Lee Hyangkyu, Xie Laiping, Luo Yong, Lee Seung-Yub, Lawrence David S, Wang Xiao Bo, Sotgia Federica, Lisanti Michael P, Zhang Zhong-Yin
Department of Molecular Pharmacology, Albert Einstein College of Medicine, 1300 Morris Park Avenue, Bronx, New York 10461, USA.
Biochemistry. 2006 Jan 10;45(1):234-40. doi: 10.1021/bi051560j.
Protein tyrosine phosphatase 1B (PTP1B) is implicated in a number of signaling pathways including those mediated by insulin, epidermal growth factor (EGF), and the Src family kinases. The scaffolding protein caveolin-1 is also a participant in these pathways and is specifically phosphorylated on tyrosine 14, when these pathways are activated. Here, we provide evidence that PTP1B can efficiently catalyze the removal of the phosphoryl group from phosphocaveolin-1. Overexpression of PTP1B decreases tyrosine 14 phosphorylation in caveolin-1, while expression of the substrate-trapping mutant PTP1B/D181A causes the accumulation of phosphocaveolin-1 and prevents its dephosphorylation by endogenous PTPs. We further demonstrate that PTP1B physically associates with caveolin-1. Finally, we show that inhibition of PTP1B activity with a potent and specific small molecule PTP1B inhibitor blocks the PTP1B-catalyzed caveolin-1 dephosphorylation both in vitro and in vivo. Taken together, the results strongly suggest that caveolin-1 is a specific substrate for PTP1B. Identification of caveolin-1 as a PTP1B substrate represents an important new step in further understanding the signaling pathways regulated by PTP1B.

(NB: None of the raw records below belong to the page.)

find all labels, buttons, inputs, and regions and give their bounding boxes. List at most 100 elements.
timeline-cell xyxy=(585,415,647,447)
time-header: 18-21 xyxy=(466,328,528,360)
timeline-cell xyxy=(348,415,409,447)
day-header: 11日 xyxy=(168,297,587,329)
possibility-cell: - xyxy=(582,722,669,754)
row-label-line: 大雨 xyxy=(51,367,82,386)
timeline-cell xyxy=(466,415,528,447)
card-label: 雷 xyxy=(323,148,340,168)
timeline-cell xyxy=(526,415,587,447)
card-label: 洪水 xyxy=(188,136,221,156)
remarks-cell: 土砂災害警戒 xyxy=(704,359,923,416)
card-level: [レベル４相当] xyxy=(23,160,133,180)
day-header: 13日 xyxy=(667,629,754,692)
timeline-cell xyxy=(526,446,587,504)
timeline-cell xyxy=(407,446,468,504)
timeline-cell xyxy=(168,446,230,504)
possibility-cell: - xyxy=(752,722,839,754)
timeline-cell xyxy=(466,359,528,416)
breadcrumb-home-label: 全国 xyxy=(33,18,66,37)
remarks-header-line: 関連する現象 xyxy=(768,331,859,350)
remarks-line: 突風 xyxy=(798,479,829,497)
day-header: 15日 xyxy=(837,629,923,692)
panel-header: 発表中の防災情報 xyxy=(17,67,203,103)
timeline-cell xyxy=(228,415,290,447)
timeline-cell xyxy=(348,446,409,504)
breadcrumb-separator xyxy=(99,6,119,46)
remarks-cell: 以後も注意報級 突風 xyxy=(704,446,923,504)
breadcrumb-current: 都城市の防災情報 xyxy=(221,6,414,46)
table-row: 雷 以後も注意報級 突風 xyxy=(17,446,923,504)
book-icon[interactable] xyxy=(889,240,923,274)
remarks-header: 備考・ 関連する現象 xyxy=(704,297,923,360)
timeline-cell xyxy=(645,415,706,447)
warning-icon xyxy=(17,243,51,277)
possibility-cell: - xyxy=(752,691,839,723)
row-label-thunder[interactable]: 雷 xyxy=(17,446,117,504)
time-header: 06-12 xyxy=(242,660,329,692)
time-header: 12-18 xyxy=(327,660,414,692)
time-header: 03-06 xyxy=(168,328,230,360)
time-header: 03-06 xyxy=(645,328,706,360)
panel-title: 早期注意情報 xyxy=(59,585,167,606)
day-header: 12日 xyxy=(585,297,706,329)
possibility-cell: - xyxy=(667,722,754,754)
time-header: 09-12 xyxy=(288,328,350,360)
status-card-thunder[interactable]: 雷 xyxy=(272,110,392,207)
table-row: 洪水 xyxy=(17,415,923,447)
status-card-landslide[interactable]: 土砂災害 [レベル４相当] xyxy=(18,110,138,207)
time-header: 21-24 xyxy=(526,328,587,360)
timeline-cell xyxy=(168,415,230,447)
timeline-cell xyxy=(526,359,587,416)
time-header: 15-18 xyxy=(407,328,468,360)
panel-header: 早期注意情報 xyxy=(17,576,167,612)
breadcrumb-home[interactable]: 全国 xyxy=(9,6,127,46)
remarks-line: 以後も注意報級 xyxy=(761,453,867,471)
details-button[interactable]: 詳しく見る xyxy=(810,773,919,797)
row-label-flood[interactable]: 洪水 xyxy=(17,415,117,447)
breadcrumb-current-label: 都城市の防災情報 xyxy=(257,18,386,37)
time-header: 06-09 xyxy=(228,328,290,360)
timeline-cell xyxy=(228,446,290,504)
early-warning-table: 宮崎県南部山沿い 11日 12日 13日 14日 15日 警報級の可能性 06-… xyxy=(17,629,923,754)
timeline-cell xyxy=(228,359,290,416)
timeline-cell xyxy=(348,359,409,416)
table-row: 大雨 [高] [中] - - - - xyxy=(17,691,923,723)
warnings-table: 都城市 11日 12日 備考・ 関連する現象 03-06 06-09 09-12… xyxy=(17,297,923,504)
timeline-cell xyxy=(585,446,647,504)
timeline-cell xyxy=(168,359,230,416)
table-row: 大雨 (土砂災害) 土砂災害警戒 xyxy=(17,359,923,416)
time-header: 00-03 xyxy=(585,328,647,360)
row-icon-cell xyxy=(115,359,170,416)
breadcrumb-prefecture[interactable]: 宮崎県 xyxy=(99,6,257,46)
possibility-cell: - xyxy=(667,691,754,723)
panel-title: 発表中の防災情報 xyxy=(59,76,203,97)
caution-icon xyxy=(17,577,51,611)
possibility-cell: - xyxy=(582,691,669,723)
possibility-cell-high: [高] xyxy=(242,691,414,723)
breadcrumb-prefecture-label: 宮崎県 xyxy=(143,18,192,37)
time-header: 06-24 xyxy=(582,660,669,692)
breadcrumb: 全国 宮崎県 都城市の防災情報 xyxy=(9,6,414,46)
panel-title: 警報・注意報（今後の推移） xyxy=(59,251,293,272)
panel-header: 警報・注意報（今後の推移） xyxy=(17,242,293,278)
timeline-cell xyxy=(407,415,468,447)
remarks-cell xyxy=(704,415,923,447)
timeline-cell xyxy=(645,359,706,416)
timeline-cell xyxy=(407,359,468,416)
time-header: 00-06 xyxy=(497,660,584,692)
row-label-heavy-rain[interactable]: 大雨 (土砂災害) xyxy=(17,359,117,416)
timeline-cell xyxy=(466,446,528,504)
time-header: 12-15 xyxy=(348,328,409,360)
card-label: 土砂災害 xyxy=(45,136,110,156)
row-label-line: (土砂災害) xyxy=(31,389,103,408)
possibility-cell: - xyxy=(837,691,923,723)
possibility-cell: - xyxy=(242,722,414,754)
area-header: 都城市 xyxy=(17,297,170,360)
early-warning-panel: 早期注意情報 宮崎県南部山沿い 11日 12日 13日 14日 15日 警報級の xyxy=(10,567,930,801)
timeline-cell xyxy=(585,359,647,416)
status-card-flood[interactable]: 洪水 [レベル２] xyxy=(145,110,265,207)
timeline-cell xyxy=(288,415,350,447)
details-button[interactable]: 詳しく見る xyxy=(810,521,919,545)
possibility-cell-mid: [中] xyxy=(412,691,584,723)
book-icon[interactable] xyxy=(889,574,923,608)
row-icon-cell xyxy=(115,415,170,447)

蛋白酪氨酸磷酸酶1B(PTP1B)涉及多种信号通路,包括由胰岛素、表皮生长因子(EGF)和Src家族激酶介导的信号通路。支架蛋白小窝蛋白-1也是这些信号通路的参与者,当这些信号通路被激活时,它在酪氨酸14位点发生特异性磷酸化。在此,我们提供证据表明,PTP1B能够有效地催化从小窝蛋白-1磷酸化形式上去除磷酸基团。PTP1B的过表达会降低小窝蛋白-1酪氨酸14位点的磷酸化水平,而底物捕获突变体PTP1B/D181A的表达会导致磷酸化小窝蛋白-1的积累,并阻止其被内源性磷酸酶去磷酸化。我们进一步证明,PTP1B与小窝蛋白-1存在物理相互作用。最后,我们表明,用一种强效且特异性的小分子PTP1B抑制剂抑制PTP1B活性,在体外和体内均能阻断PTP1B催化的小窝蛋白-1去磷酸化。综上所述,这些结果强烈表明小窝蛋白-1是PTP1B的特异性底物。将小窝蛋白-1鉴定为PTP1B底物是进一步理解由PTP1B调节的信号通路的重要新进展。